Good news from Haiti: the catastrophic earthquake that struck this Caribbean nation last week did no damage to the 10 Haitian-run hospitals and clinics aided by the Boston-based charity Partners in Health (PiH). Each of the 10, which offer free care to all comers — and were founded by Paul Farmer of Harvard's medical school, in conjunction with Haiti's health ministry — swung into action immediately after the quake struck.Bad news from Haiti: those clinics and hospitals, which are staffed almost entirely by Haitians, are in the rugged rural interior of the country, hours — and in some cases days, on rough roads and mountain paths — of travel from the hard-hit capital city of Port-au-Prince.
Even worse news from Haiti: conditions in Port-au-Prince and elsewhere are so terrible, and medical help so scarce, that quake victims, some with grievous injuries requiring amputation, have no choice but to make the difficult overland journey to the PiH centers.
"It's been a horrifying catastrophe," says Pulitzer Prize–winning author Tracy Kidder, whose 2003 best-selling book Mountains Beyond Mountains (Random House) introduced the world to the dauntless, tireless Farmer and his organization.

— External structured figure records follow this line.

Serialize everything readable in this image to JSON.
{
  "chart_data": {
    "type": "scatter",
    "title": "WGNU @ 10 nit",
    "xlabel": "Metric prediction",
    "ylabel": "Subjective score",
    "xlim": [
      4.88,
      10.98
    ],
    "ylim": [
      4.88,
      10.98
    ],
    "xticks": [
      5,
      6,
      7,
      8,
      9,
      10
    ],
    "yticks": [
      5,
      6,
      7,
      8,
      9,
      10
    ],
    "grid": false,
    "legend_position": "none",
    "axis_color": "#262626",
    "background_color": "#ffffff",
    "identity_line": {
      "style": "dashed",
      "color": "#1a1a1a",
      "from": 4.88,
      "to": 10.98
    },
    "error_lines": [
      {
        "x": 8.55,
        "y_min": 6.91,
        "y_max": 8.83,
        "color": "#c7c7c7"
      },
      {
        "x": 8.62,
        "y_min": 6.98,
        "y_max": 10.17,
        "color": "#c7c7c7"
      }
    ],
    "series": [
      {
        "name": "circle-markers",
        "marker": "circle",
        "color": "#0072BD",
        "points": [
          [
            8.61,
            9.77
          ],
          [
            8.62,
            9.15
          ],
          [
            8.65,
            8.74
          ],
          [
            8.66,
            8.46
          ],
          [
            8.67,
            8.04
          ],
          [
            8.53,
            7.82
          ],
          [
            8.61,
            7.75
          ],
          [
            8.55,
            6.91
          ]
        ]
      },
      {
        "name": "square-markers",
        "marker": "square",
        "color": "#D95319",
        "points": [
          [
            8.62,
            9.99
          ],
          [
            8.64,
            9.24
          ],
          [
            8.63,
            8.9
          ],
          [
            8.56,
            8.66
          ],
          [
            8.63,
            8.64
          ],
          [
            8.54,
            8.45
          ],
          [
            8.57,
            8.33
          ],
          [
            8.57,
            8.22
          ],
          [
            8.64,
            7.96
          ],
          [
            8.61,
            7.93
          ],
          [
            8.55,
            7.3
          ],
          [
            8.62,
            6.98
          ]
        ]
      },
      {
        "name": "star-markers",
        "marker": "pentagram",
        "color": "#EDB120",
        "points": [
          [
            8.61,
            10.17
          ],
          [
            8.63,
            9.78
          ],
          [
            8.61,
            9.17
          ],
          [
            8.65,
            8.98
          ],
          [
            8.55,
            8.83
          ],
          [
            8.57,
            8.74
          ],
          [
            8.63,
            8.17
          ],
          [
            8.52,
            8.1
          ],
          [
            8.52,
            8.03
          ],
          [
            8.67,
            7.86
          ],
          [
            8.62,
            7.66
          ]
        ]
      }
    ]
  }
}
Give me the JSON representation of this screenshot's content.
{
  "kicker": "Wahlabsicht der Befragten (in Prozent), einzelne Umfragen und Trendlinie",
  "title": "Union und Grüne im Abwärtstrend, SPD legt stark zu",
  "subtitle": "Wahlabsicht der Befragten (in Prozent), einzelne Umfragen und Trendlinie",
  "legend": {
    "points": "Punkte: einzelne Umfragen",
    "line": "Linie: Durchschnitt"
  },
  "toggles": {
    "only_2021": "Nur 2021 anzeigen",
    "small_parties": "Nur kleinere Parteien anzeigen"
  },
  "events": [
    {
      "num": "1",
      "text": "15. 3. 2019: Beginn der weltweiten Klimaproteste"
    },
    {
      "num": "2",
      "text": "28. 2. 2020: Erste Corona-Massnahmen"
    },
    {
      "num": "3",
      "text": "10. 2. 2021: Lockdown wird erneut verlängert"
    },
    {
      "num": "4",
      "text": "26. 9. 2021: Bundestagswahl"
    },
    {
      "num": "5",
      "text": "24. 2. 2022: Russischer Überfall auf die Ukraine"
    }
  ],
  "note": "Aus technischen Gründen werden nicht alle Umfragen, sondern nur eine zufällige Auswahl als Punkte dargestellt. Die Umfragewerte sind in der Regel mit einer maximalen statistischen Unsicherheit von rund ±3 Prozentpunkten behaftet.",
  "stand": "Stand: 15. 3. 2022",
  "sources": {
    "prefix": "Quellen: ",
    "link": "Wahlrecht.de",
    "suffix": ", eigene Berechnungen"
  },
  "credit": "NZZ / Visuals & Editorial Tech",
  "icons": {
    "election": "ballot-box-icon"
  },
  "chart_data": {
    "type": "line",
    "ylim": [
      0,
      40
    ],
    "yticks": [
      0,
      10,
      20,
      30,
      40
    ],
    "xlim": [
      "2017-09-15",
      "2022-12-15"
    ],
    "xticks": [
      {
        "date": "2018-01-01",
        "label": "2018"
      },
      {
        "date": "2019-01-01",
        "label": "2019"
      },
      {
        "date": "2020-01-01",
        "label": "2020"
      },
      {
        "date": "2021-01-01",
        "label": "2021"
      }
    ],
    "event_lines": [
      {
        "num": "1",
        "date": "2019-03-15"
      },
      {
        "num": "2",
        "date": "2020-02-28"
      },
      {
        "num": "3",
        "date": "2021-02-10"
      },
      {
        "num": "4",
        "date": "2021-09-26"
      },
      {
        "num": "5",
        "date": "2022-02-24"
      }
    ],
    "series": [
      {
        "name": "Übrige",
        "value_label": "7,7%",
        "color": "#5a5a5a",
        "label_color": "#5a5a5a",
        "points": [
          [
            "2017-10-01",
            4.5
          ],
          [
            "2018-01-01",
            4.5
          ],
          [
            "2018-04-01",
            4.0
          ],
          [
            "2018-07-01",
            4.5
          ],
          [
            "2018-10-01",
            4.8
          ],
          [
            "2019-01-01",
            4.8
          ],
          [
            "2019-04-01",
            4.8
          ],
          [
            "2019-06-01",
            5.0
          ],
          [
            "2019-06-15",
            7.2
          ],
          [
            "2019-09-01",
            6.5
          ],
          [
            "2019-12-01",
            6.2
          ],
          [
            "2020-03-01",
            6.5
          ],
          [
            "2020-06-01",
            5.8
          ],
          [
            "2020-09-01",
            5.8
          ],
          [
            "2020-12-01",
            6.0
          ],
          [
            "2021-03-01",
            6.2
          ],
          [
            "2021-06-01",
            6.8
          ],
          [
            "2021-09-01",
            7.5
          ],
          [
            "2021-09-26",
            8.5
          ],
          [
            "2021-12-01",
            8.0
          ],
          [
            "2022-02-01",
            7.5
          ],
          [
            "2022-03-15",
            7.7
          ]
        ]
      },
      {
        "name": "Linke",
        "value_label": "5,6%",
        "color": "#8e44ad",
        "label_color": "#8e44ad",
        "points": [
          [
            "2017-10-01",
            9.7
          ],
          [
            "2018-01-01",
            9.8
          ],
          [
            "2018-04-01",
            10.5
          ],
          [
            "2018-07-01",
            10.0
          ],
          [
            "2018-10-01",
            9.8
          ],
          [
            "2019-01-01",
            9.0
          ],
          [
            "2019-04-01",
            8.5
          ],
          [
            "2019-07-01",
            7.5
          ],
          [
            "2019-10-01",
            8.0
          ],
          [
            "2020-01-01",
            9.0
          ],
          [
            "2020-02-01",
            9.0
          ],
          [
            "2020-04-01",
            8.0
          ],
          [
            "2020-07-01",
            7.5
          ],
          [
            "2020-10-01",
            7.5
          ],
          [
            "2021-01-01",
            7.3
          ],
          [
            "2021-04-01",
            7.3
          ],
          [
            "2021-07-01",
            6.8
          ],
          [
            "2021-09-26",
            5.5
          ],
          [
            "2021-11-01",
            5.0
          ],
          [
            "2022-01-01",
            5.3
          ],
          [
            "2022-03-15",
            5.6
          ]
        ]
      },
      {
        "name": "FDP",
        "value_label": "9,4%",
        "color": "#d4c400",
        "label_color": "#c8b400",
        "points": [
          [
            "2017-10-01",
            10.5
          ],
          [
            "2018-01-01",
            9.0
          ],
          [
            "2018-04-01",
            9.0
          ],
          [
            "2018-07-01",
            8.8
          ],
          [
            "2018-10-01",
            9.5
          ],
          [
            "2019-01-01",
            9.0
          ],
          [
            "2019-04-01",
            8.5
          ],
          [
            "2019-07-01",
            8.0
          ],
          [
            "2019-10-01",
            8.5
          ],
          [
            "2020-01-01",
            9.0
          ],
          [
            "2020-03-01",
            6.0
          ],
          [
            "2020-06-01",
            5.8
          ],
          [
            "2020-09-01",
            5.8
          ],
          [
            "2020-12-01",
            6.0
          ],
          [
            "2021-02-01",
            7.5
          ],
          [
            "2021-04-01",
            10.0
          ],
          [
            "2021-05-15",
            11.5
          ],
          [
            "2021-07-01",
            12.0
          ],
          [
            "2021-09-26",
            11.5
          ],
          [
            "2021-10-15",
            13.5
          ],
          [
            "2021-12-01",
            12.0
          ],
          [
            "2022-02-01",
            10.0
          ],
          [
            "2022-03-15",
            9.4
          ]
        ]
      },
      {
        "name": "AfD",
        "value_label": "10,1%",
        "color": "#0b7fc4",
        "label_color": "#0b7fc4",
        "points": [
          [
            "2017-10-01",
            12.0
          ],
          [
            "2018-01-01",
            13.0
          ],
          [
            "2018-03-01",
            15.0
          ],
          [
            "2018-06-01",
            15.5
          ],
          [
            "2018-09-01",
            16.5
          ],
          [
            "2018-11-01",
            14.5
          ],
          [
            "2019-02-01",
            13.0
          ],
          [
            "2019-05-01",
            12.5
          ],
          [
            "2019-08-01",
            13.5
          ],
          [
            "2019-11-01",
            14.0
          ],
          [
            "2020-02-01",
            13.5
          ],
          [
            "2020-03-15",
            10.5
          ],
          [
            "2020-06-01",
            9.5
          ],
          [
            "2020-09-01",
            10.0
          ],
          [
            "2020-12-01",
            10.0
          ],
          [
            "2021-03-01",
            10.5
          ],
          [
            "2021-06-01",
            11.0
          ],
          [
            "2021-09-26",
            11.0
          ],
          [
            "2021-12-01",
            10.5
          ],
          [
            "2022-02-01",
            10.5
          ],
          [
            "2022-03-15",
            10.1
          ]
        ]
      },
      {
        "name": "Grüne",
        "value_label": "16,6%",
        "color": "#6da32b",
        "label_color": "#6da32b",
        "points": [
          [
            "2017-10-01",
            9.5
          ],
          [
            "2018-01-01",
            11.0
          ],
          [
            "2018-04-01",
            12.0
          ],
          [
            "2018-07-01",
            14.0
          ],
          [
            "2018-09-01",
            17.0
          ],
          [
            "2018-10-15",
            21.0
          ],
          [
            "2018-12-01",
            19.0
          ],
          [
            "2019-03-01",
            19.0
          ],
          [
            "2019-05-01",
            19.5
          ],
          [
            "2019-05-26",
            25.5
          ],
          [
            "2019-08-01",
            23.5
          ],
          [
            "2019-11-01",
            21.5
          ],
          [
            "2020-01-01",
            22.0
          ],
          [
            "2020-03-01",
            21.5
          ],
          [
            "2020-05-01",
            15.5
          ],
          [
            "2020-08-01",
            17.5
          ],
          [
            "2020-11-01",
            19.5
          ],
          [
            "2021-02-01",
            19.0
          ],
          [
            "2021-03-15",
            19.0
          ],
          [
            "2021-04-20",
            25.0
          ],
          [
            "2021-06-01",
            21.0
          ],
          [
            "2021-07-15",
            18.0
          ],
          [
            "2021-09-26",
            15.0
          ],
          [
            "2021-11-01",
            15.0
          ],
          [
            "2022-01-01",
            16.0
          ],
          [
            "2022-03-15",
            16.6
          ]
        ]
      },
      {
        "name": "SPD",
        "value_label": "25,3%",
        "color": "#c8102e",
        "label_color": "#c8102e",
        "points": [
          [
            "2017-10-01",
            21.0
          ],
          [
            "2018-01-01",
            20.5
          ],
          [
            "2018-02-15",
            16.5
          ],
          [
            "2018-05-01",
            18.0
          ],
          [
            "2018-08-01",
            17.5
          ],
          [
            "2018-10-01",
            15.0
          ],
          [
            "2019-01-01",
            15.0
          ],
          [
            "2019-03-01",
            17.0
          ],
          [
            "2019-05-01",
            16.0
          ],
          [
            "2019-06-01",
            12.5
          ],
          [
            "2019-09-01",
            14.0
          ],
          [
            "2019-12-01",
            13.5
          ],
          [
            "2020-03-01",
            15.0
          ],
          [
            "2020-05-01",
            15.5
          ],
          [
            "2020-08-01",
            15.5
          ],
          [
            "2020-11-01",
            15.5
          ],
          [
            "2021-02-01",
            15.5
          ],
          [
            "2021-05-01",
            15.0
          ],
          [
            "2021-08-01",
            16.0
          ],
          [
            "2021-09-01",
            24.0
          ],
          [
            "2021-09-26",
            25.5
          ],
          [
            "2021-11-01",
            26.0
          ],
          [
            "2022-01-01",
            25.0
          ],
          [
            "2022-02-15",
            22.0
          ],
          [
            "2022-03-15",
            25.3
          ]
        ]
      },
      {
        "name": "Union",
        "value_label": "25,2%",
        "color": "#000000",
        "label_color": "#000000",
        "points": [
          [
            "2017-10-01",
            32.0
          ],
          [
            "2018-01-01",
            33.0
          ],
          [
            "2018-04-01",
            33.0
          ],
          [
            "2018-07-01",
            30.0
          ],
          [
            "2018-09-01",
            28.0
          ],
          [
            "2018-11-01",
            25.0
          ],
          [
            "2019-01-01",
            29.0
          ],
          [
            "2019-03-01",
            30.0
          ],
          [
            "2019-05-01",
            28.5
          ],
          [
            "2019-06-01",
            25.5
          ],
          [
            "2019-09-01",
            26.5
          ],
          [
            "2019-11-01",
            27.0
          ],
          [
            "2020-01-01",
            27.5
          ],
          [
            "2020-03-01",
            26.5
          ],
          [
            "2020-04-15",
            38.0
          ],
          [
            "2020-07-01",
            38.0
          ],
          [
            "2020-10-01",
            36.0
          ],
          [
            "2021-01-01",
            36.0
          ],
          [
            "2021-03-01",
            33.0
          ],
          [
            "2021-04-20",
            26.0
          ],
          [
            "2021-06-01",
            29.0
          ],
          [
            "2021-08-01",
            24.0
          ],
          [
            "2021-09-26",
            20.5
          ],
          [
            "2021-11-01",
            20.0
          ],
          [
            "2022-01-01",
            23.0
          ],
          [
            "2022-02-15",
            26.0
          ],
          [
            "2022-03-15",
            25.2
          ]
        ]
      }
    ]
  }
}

Many outlets offering relief and support to Haitians were headquartered in Port-au-Prince and were effectively decapitated by the January 12 quake, which struck just 16 miles west of the capital city and measured 7.0 on the Richter scale. But PiH, which employs more than 100 Haitian doctors and thousands of community health workers, is intact — its major hospital is in Cange, several hours northeast of Port-au-Prince.
In the aftermath of the earthquake, that hospital has expanded to make use of space in a neighboring church and a school. "There are patients all over the place," says Kidder of the reports he and PiH are getting from the clinics, adding that PIH is also striving to send medical workers to the urban-relief efforts even while handling the massive influx of new cases.
Kidder, who lives in Massachusetts and Maine, is adamant that Haiti needs not just relief money, but a societal change in which its people have more of a say in how the nation develops. He has argued that the international aid now pouring into one of the world's poorest countries be the start of a new chapter for Haiti, rather than just a temporary boon to assist with rescues.
Many people — worried about the looting and civil disorder in Haiti in the wake of the earthquake — are skeptical of giving aid and about Haiti's future, but Kidder asks, "how would New Yorkers, or any Americans, respond" in identical circumstances, with no food, shelter, water, and only the clothing on their backs — and with no certainty that loved ones were safe, or even alive?